Я сходил к машине, перегнал ее к усадьбе и перенес продукты в дом. Припасов у меня было больше чем достаточно. В дорогу я взял с собой даже переносной ледник. В довольно большой термозащищенной пластмассовой коробке, набитой льдом, у меня было все, чтобы удовлетворить если и не изысканный, то хороший аппетит. Я накрыл стол, сервировав его взятыми без спроса антикварными плошками и ложками, и отправился в баню вскипятить чайник. Даже на улице был слышен посвист веника и смачные его шлепки о тело.
- Сударь, это ты? - крикнула хозяйка, услышав мою возню.
- Я. Чайник ставлю.
- Ты выдь на минуту, я счас кончаю. Чайник как вскипит, сама принесу.
Меня умилила вновь проявившаяся женская стыдливость. Видимо, как только кончилось мистическое банное действо, тут же вошли в силу обыденные законы межполовых отношений. Впрочем, быть голым в присутствии одетых людей, наверное, двусмысленно и дискомфортно.
- Вы особо не задерживайтесь, - попросил я, - стол накрыт, и есть очень хочется.
Я вернулся в дом, нарезал колбасу и хлеб, сообразуясь со все усиливающимся голодом, и присел к окошку изнывать от ожидания.
- Заждался, поди? - поинтересовалась женщина, входя с чайником в комнату, и с интересом оглядела стол.
Она переоделась в невесть откуда взявшийся сарафан с выцветшим, когда-то, вероятно, ярким рисунком, волосы убрала под черный платочек и гляделась почти деревенской старушкой.
- Ты пошто своим харчем потчуешься? - с обидой спросила она. - Али я угостить не могу?
- Можете, - успокоил я ее, - просто я с утра толком не ел, и не было мочи ждать. Вы поясницу платком теплым повяжите и садитесь. Вы же два дня не ели.
Хозяйка перевязала поясницу и церемонно присела на край табуретки. Между тем, я вытащил из пластмассового ледника бутылку водки в тут же запотевшей посуде и щедро налил граммов по сто пятьдесят в лафитники из толстого мутноватого стекла.
- За знакомство, - предложил я.
- За знакомство, - повторила она.
Мы чокнулись и выпили. Я нагреб себе полную тарелку закусок и начал торопливо есть. Женщина не отставала, но делала это деликатнее меня.
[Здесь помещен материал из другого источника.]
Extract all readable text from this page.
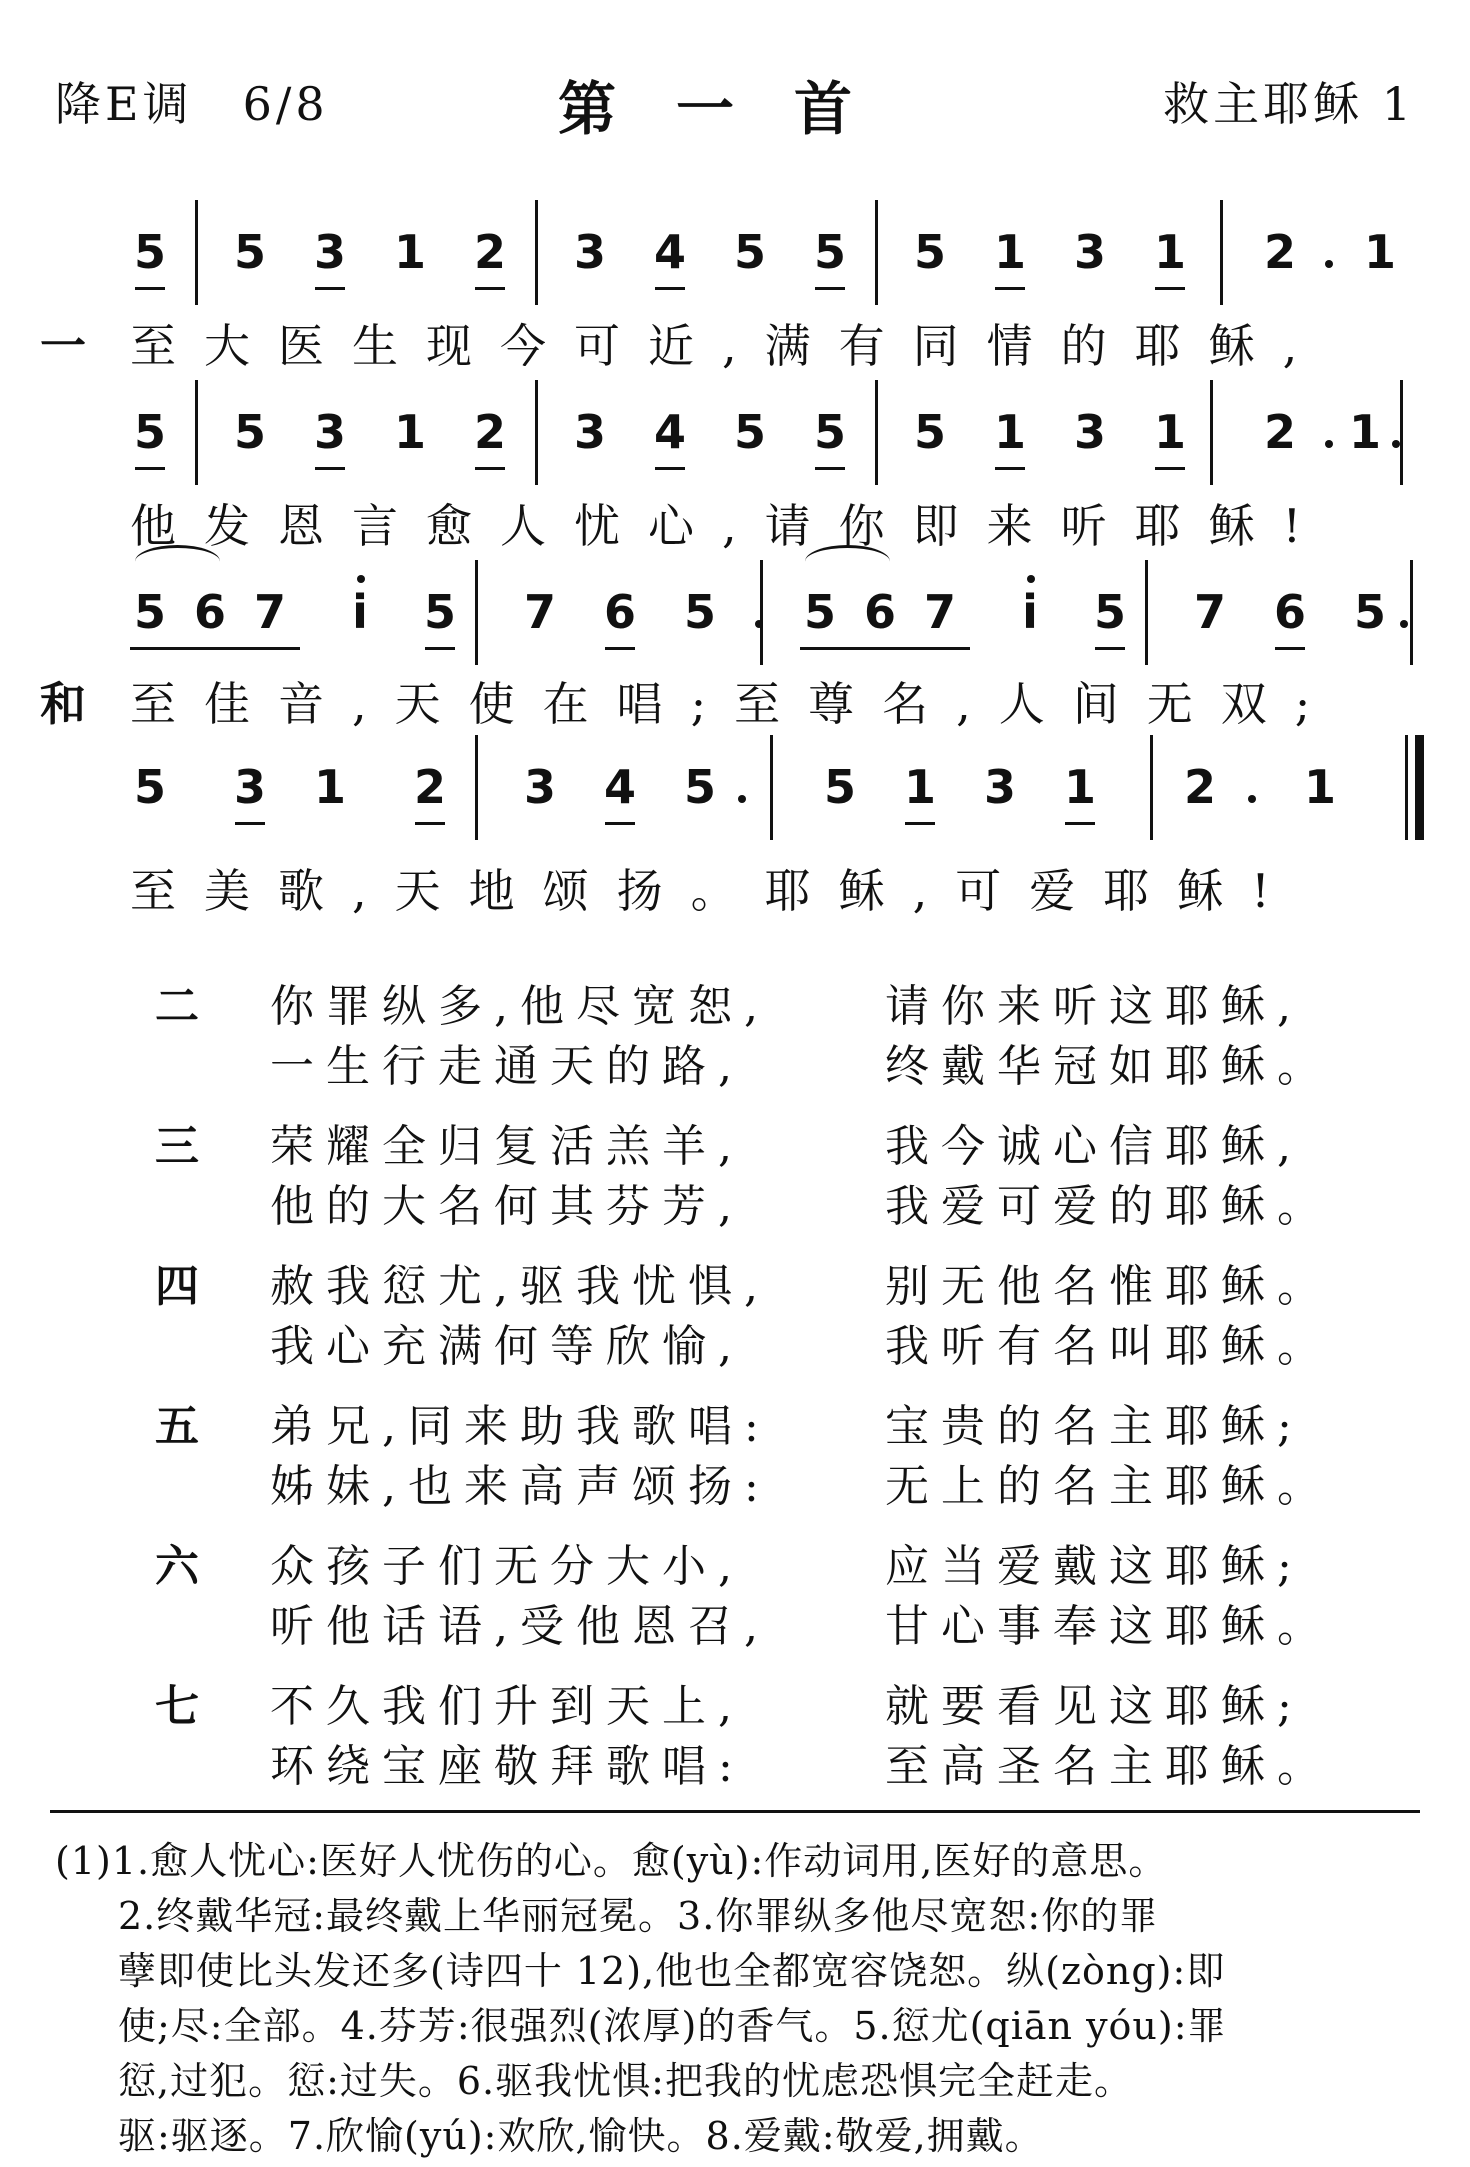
降E调　6/8	第一首	救主耶稣 1
5 5 3 1 2 3 4 5 5 5 1 3 1 2 1
5 5 3 1 2 3 4 5 5 5 1 3 1 2 1
5 6 7 i 5 7 6 5 5 6 7 i 5 7 6 5
5 3 1 2 3 4 5 5 1 3 1 2 1
一 至大医生现今可近,满有同情的耶稣,
他发恩言愈人忧心,请你即来听耶稣!
和 至佳音,天使在唱;至尊名,人间无双;
至美歌,天地颂扬。耶稣,可爱耶稣!
二 你罪纵多,他尽宽恕,	请你来听这耶稣,
一生行走通天的路,	终戴华冠如耶稣。
三 荣耀全归复活羔羊,	我今诚心信耶稣,
他的大名何其芬芳,	我爱可爱的耶稣。
四 赦我愆尤,驱我忧惧,	别无他名惟耶稣。
我心充满何等欣愉,	我听有名叫耶稣。
五 弟兄,同来助我歌唱:	宝贵的名主耶稣;
姊妹,也来高声颂扬:	无上的名主耶稣。
六 众孩子们无分大小,	应当爱戴这耶稣;
听他话语,受他恩召,	甘心事奉这耶稣。
七 不久我们升到天上,	就要看见这耶稣;
环绕宝座敬拜歌唱:	至高圣名主耶稣。
(1)1.愈人忧心:医好人忧伤的心。愈(yù):作动词用,医好的意思。
2.终戴华冠:最终戴上华丽冠冕。3.你罪纵多他尽宽恕:你的罪
孽即使比头发还多(诗四十 12),他也全都宽容饶恕。纵(zòng):即
使;尽:全部。4.芬芳:很强烈(浓厚)的香气。5.愆尤(qiān yóu):罪
愆,过犯。愆:过失。6.驱我忧惧:把我的忧虑恐惧完全赶走。
驱:驱逐。7.欣愉(yú):欢欣,愉快。8.爱戴:敬爱,拥戴。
Утолив первый голод, я налил по второму лафитнику.
- Кстати, мы ведь до сих пор еще не познакомились.
- Правда, - улыбнувшись, сказала она, - пока все недосуг было.
- Меня зовут Алексей Григорьевич, по годам можно без отчества.
- Марфа, - произнесла женщина, церемонно кланяясь.
- А по батюшке?
- Оковной кличут.
- Никогда не слышал такого отчества, - признался я. - У вашего отца, что было дохристианское имя?
- Я этого не ведаю, как отца звали, так и я прозываюсь.
Давайте теперь Марфа Оковна выпьем за здравие, - оставил я досужие разговоры, - пока водка не выдохлась.
Мы чокнулись и выпили. Хозяйка только ополовинила рюмку и взяла закусить кусочек хлеба. Я понял, она стесняется, и положил ей на тарелку большой кусок копченой курицы.
- Отведайте.
Марфа Оковна отведала.
- Жена коптила, али кто? - поинтересовалась она, скорее всего не курицей, а моим семейным положением.
- Нет, в магазине купил.
- Не едала такой, - призналась она, - вкусно! И водки такой не пивала, только что в молодости.
Я налил по третьей.
После этого процесс знакомства пошел успешней. С церемониями было покончено, и мы дружно уплетали городскую снедь. Марфе Оковне в новинку все нравилось, и многое вызывало удивление. Правда, один раз ей удалось удивить и меня. Взяв кусок помидора, она поинтересовалась, где в такое раннее время года я взял помдамур.
- Что взял? - переспросил я.
- Помдамур, - отчетливо повторила она.
- Это по-каковски? - поинтересовался я.
- По-нашему, по-русски. Ягода сия есть помдамур, опричь томат, так всегда говорят, я сама от барыни слышала.
Я не стал придираться и уточнять, откуда в этих местах взялась барыня.
- Теперь говорят "помидор", их в магазине можно покупать круглый год. Только зимой они невкусные. А вы в город ездите?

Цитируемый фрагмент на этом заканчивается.